Consideration of sex and ethnoracial identity

The hypothalamic pituitary adrenal (HPA) and sympathetic medullary adrenal (SMA) axes that underlie psychophysiological responses are closely interconnected with the hypothalamic pituitary gonadal (HPG) axis. Thus, individual variation in psychophysiology may be, in part, attributed to circulating concentrations of sex hormones like estrogen, progesterone, and testosterone that map onto observed sex differences. While sex as a biological variable should be considered as a covariate in analyses leveraging psychophysiological data, corresponding measurements of circulating gonadal hormones would provide more nuanced understanding of factors associated with individual variation in psychophysiological responses. Where possible, this approach to measure gonadal hormones directly could not only better tap into mechanistic features of observed sex differences, but also better represent sexually-diverse individuals (e.g., transgender individuals, intersex people) in this realm of science. For developmental research in particular, this approach, or at least the measurement of pubertal status, may be all-the-more important to capture differences/changes in psychophysiology across sensitive periods [22].

Race and ethnicity, or ethnoracial identity, have commonly been used as proxy variables for discrimination, socioeconomic status, cultural differences, and genetic ancestry. Race is a social construct, not a biological variable, however experiences of racism may have dramatic impacts on one’s biology—including psychophysiological responses.
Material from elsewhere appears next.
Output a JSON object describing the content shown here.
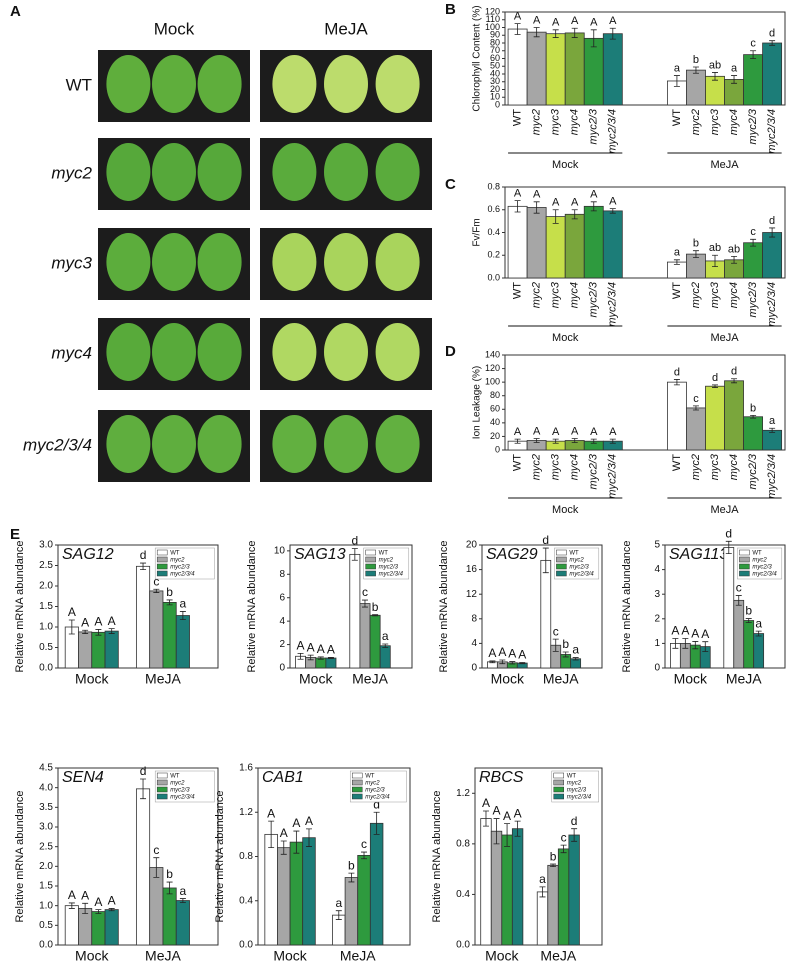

For example, while some literature has hypothesized skin tone or texture as a factor contributing to individual variation in psychophysiological responses like EDA, more recent studies have identified structural inequities as the cause of this observed variation [23]. Therefore, researchers and clinicians should not simply examine ethnoracial status but also consider measuring discrimination, structural inequities, and other factors that could account for observed differences in psychophysiology.

Conclusion

Biosensing is a great tool for real-time assessment of [psycho]physiology in lab, clinical, or naturalistic settings and offers insightful opportunities to advance understanding of mechanisms underlying psychopathology, behavior, and response to treatment. Numerous biosensing devices and systems are currently on the market—both consumer-facing and research grade—and choosing between options can pose challenges to researchers and clinicians. It is important to highlight that there is no perfect tool, and rather the individual needs of the user—particularly constructs of interest and contexts of use—can dictate selection. With the guidance provided herein, as well as the strategies for data collection and analytic optimization with considerations for sex and ethnoracial identity, users can more confidently integrate biosensing into their research and clinical programs.

Citation diversity statement

The authors have attested that they made efforts to be mindful of diversity in selecting the citations used in this article.